As a manufacturing plant for ABC corporation operating at Kerala, we are trying to implement a cockpit dashboard which collects data from various systems connected to the manufacturing plat to get a good visibility of what is going on in the plant on a day-to-day basis. As a start we want to address two use cases mentioned below :
- Our MES(Manufacturing Execution System) generates lot of data in different formats and it needs to be collected, cleaned, processed and reports need to be generated from it. This is currently made available in AWS S3 buckets as daily data dumps and the can be consumed by the data processing applications.
- We have IoT enabled temperature sensors placed in machineries to collect temperature values at regular intervals. This data is continuously streamed to a message bus (Kafka) in JSON format. This data also needs to be collected and made available for real-time reporting dashboard to continuously monitor real-time temperature variations of respective components.
The objective of the project is to develop a cockpit dashboard that can collect data from various systems connected to the manufacturing plant, clean and process the data, and generate real-time and historical reports. The dashboard provides a comprehensive view of the plant's operations, including machine utilization, production rates, quality control metrics, and real-time temperature variations of machinery components.
The scope of this project includes the development of a cockpit dashboard that can collect and process data from the MES and IoT-enabled temperature sensors. The dashboard displays real-time and historical data in a user-friendly format and provide alerts and notifications for any anomalies or issues detected. Additionally, the project scope includes the development of data pipelines to collect, clean and process the data from different sources.
-
Manufacturing Execution System (MES) data is available in AWS S3 buckets as daily data dumps in different formats such as Parquet, CSV, and JSON.
-
IoT enabled temperature sensor data is continuously streamed to a message bus (Kafka) in JSON format.

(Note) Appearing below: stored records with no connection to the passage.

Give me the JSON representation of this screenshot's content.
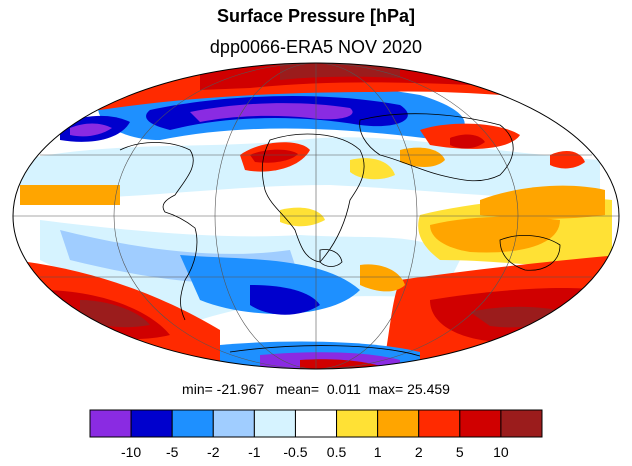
{
  "title": "Surface Pressure [hPa]",
  "subtitle": "dpp0066-ERA5  NOV 2020",
  "stats": {
    "min_label": "min=",
    "min": "-21.967",
    "mean_label": "mean=",
    "mean": "0.011",
    "max_label": "max=",
    "max": "25.459"
  },
  "colorbar": {
    "colors": [
      "#8a2be2",
      "#0000cd",
      "#1e90ff",
      "#a0cdff",
      "#d6f3ff",
      "#ffffff",
      "#ffe135",
      "#ffa500",
      "#ff2a00",
      "#d00000",
      "#9b1c1c"
    ],
    "labels": [
      "-10",
      "-5",
      "-2",
      "-1",
      "-0.5",
      "0.5",
      "1",
      "2",
      "5",
      "10"
    ]
  },
  "map": {
    "projection": "Mollweide",
    "ocean_background": "#ffffff",
    "coastline_color": "#000000"
  }
}
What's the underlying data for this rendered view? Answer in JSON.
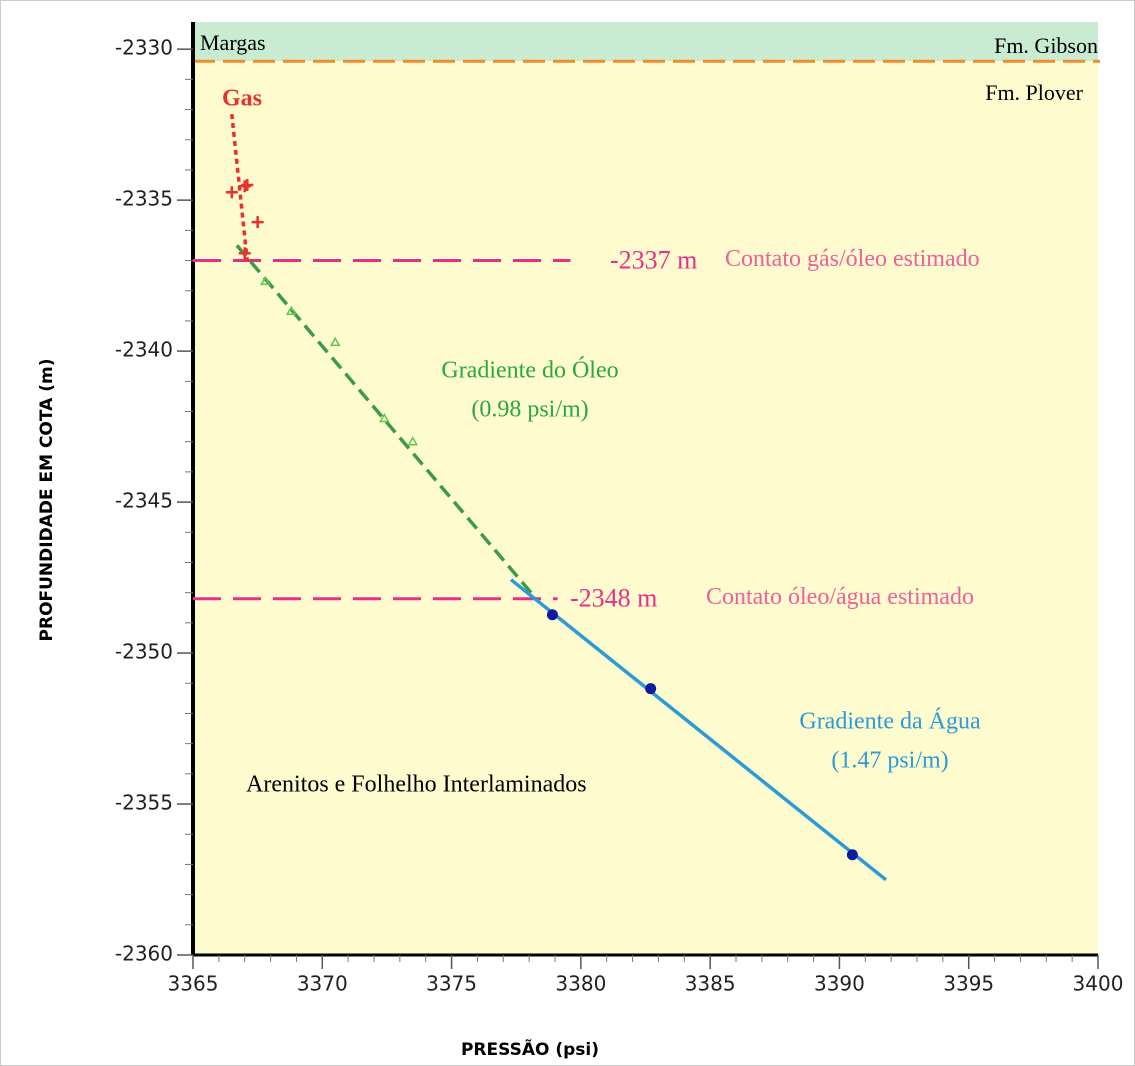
{
  "chart_data": {
    "type": "scatter",
    "xlabel": "PRESSÃO (psi)",
    "ylabel": "PROFUNDIDADE EM COTA (m)",
    "xlim": [
      3365,
      3400
    ],
    "ylim": [
      -2360,
      -2329.1
    ],
    "xticks": [
      3365,
      3370,
      3375,
      3380,
      3385,
      3390,
      3395,
      3400
    ],
    "yticks": [
      -2330,
      -2335,
      -2340,
      -2345,
      -2350,
      -2355,
      -2360
    ],
    "xminorticks": [
      3366,
      3367,
      3368,
      3369,
      3371,
      3372,
      3373,
      3374,
      3376,
      3377,
      3378,
      3379,
      3381,
      3382,
      3383,
      3384,
      3386,
      3387,
      3388,
      3389,
      3391,
      3392,
      3393,
      3394,
      3396,
      3397,
      3398,
      3399
    ],
    "yminorticks": [
      -2331,
      -2332,
      -2333,
      -2334,
      -2336,
      -2337,
      -2338,
      -2339,
      -2341,
      -2342,
      -2343,
      -2344,
      -2346,
      -2347,
      -2348,
      -2349,
      -2351,
      -2352,
      -2353,
      -2354,
      -2356,
      -2357,
      -2358,
      -2359
    ],
    "zones": [
      {
        "labels": [
          "Margas",
          "Fm. Gibson"
        ],
        "ylim": [
          -2330.4,
          -2329.1
        ],
        "color": "#c8ebd2"
      },
      {
        "labels": [
          "Fm. Plover",
          "Arenitos e Folhelho Interlaminados"
        ],
        "ylim": [
          -2360,
          -2330.4
        ],
        "color": "#fefcce"
      }
    ],
    "boundary": {
      "value": -2330.4,
      "color": "#f08c2c"
    },
    "series": [
      {
        "name": "Gas",
        "marker": "plus",
        "color": "#e8302c",
        "x": [
          3366.5,
          3367.0,
          3367.1,
          3367.5,
          3367.0
        ],
        "values": [
          -2334.74,
          -2334.54,
          -2334.5,
          -2335.73,
          -2336.76
        ]
      },
      {
        "marker": "triangle",
        "color": "#5cc850",
        "x": [
          3367.8,
          3368.8,
          3370.5,
          3372.4,
          3373.5
        ],
        "values": [
          -2337.69,
          -2338.68,
          -2339.71,
          -2342.23,
          -2343.0
        ]
      },
      {
        "marker": "circle",
        "color": "#101c9c",
        "x": [
          3378.9,
          3382.7,
          3390.5
        ],
        "values": [
          -2348.73,
          -2351.18,
          -2356.68
        ]
      }
    ],
    "lines": [
      {
        "style": "dotted",
        "color": "#e8302c",
        "x": [
          3366.5,
          3367.1
        ],
        "values": [
          -2332.15,
          -2337.03
        ]
      },
      {
        "style": "dashed",
        "color": "#3c9a4a",
        "x": [
          3366.7,
          3378.3
        ],
        "values": [
          -2336.5,
          -2348.23
        ]
      },
      {
        "style": "solid",
        "color": "#2b9ad8",
        "x": [
          3377.3,
          3391.8
        ],
        "values": [
          -2347.57,
          -2357.51
        ]
      }
    ],
    "contacts": [
      {
        "value": -2337,
        "label": "-2337 m",
        "text": "Contato gás/óleo estimado",
        "xlim": [
          3365,
          3379.6
        ]
      },
      {
        "value": -2348.2,
        "label": "-2348 m",
        "text": "Contato óleo/água estimado",
        "xlim": [
          3365,
          3379.1
        ]
      }
    ],
    "annotations": [
      {
        "lines": [
          "Gradiente do Óleo",
          "(0.98 psi/m)"
        ],
        "color": "#2aa840"
      },
      {
        "lines": [
          "Gradiente da Água",
          "(1.47 psi/m)"
        ],
        "color": "#2b9ad8"
      }
    ]
  }
}
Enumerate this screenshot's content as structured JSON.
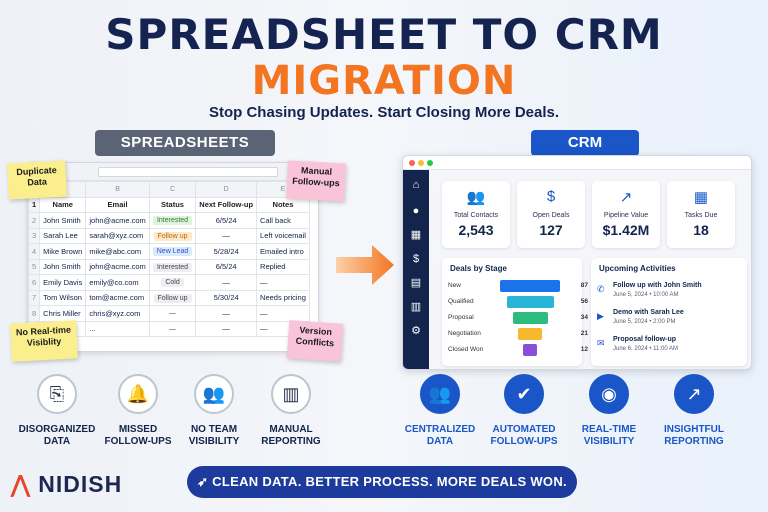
{
  "header": {
    "title_line1": "SPREADSHEET TO CRM",
    "title_line2": "MIGRATION",
    "subtitle": "Stop Chasing Updates. Start Closing More Deals."
  },
  "labels": {
    "spreadsheets": "SPREADSHEETS",
    "crm": "CRM"
  },
  "sheet": {
    "col_letters": [
      "",
      "A",
      "B",
      "C",
      "D",
      "E",
      "F"
    ],
    "headers": [
      "Name",
      "Email",
      "Status",
      "Next Follow-up",
      "Notes"
    ],
    "rows": [
      {
        "n": "2",
        "name": "John Smith",
        "email": "john@acme.com",
        "status": "Interested",
        "status_kind": "int",
        "date": "6/5/24",
        "notes": "Call back"
      },
      {
        "n": "3",
        "name": "Sarah Lee",
        "email": "sarah@xyz.com",
        "status": "Follow up",
        "status_kind": "fol",
        "date": "—",
        "notes": "Left voicemail"
      },
      {
        "n": "4",
        "name": "Mike Brown",
        "email": "mike@abc.com",
        "status": "New Lead",
        "status_kind": "new",
        "date": "5/28/24",
        "notes": "Emailed intro"
      },
      {
        "n": "5",
        "name": "John Smith",
        "email": "john@acme.com",
        "status": "Interested",
        "status_kind": "cold",
        "date": "6/5/24",
        "notes": "Replied"
      },
      {
        "n": "6",
        "name": "Emily Davis",
        "email": "emily@co.com",
        "status": "Cold",
        "status_kind": "cold",
        "date": "—",
        "notes": "—"
      },
      {
        "n": "7",
        "name": "Tom Wilson",
        "email": "tom@acme.com",
        "status": "Follow up",
        "status_kind": "cold",
        "date": "5/30/24",
        "notes": "Needs pricing"
      },
      {
        "n": "8",
        "name": "Chris Miller",
        "email": "chris@xyz.com",
        "status": "—",
        "status_kind": "plain",
        "date": "—",
        "notes": "—"
      },
      {
        "n": "9",
        "name": "...",
        "email": "...",
        "status": "—",
        "status_kind": "plain",
        "date": "—",
        "notes": "—"
      }
    ],
    "row1_number": "1"
  },
  "notes": {
    "duplicate": "Duplicate Data",
    "manual": "Manual Follow-ups",
    "norealtime": "No Real-time Visiblity",
    "version": "Version Conflicts"
  },
  "crm": {
    "stats": [
      {
        "label": "Total Contacts",
        "value": "2,543",
        "icon": "users-icon"
      },
      {
        "label": "Open Deals",
        "value": "127",
        "icon": "dollar-icon"
      },
      {
        "label": "Pipeline Value",
        "value": "$1.42M",
        "icon": "trend-icon"
      },
      {
        "label": "Tasks Due",
        "value": "18",
        "icon": "calendar-icon"
      }
    ],
    "deals_title": "Deals by Stage",
    "stages": [
      {
        "label": "New",
        "value": "87",
        "color": "#1a73e8",
        "fraction": 1.0
      },
      {
        "label": "Qualified",
        "value": "56",
        "color": "#29b6d6",
        "fraction": 0.78
      },
      {
        "label": "Proposal",
        "value": "34",
        "color": "#2dbb7f",
        "fraction": 0.58
      },
      {
        "label": "Negotiation",
        "value": "21",
        "color": "#f5b82e",
        "fraction": 0.4
      },
      {
        "label": "Closed Won",
        "value": "12",
        "color": "#8a4fd8",
        "fraction": 0.24
      }
    ],
    "activities_title": "Upcoming Activities",
    "activities": [
      {
        "title": "Follow up with John Smith",
        "date": "June 5, 2024  •  10:00 AM",
        "icon": "phone-icon"
      },
      {
        "title": "Demo with Sarah Lee",
        "date": "June 5, 2024  •  2:00 PM",
        "icon": "video-icon"
      },
      {
        "title": "Proposal follow-up",
        "date": "June 6, 2024  •  11:00 AM",
        "icon": "mail-icon"
      }
    ]
  },
  "problems": [
    {
      "label": "DISORGANIZED DATA",
      "icon": "file-search-icon"
    },
    {
      "label": "MISSED FOLLOW-UPS",
      "icon": "bell-x-icon"
    },
    {
      "label": "NO TEAM VISIBILITY",
      "icon": "team-icon"
    },
    {
      "label": "MANUAL REPORTING",
      "icon": "bar-chart-icon"
    }
  ],
  "benefits": [
    {
      "label": "CENTRALIZED DATA",
      "icon": "users-icon"
    },
    {
      "label": "AUTOMATED FOLLOW-UPS",
      "icon": "check-circle-icon"
    },
    {
      "label": "REAL-TIME VISIBILITY",
      "icon": "eye-icon"
    },
    {
      "label": "INSIGHTFUL REPORTING",
      "icon": "chart-up-icon"
    }
  ],
  "footer": {
    "logo": "NIDISH",
    "banner": "CLEAN DATA.  BETTER PROCESS.  MORE DEALS WON."
  }
}
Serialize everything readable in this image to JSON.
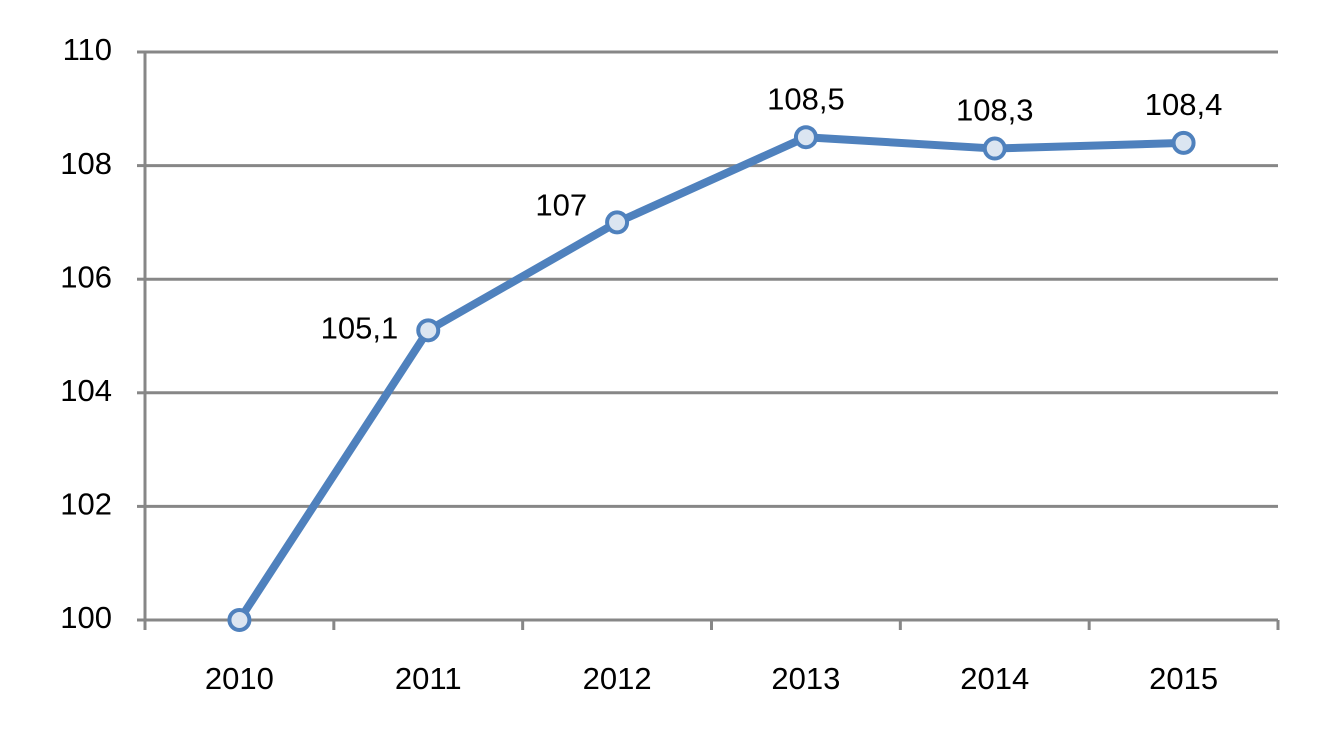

A medallion architecture is a data design pattern used to logically organise data in a lake house, with the goal of incrementally and progressively improving the structure and quality of data as it flows through each layer of the architecture (from Bronze ⇒ Silver ⇒ Gold layer tables). Medallion architectures are sometimes also referred to as "multi-hop" architectures.
This contains a txt file with links to all the s3 buckets
Consists of the code that takes data from the s3 buckets and saves them as csvs in the storage layer. The 3 jupyter notebook files correspond to the conversion of parquets, csvs, and txts in the s3 buckets to csvs in the local file system.
Consists of the final tables formed after processing. The 2 files correspond to the operation management and supply chain final tables.
Processing refers to the merging and filtering of the several tables in the storage layer to a single table that contains all our necessary data. These files are located in the meta data layer. Processing also contains the code for the creation of the reports. These are created from the tables in the meta data layer and saved in the serving layer. As temperature data is live streamed, the data is obtained through kafka services and the reports are generated as it recieves data almost instantly (less than a second) published to a PubNub channel in the form of a dictionary containing all the values to be visualised.
The reports generated are located here. 4 reports corresponding to the supply chain and 2 corresponding to operation management. The temperture data can be viewed through Power BI dashboard by subscribing to the PubNub channel mentioned in the temperature processing code in the processing layer. Unfortunately we cannot share our Power BI dashboard as it is limited to Pro users. So a reference image has been provided. Clicking on the link will redirect you to a video that shows the live changes.
This project utilizes a variety of technologies to collect, process, and analyze data from manufacturing systems. These include:
PySpark is an open-source library for Python that allows for data processing and analysis using the Spark framework. It allows for the handling of large datasets and the ability to perform complex data operations.
A data lake is a centralized repository that allows for the storage of raw, unstructured data at any scale. It provides a single source of truth for all data in the manufacturing plant.
Power BI is a business intelligence tool that allows for the creation of interactive visualizations and reports. It allows for the representation of data in a user-friendly format.
Kafka is an open-source message broker that allows for the real-time processing of data streams. It allows for the integration of data from various sources in real-time.
Python is a programming language that is used for data processing and analysis. It allows for the creation of scripts and the ability to work with various libraries such as PySpark and Pandas.
###Changes to be implemented in the future
- As the s3 buckets are updated daily, the extraction and processing can be scheduled to run periodically using azure databricks and the csv can be stored in the blob storage. This can help provide easy access to visualization of the 2 reports as we are already making use of Power BI to view temperature analytics.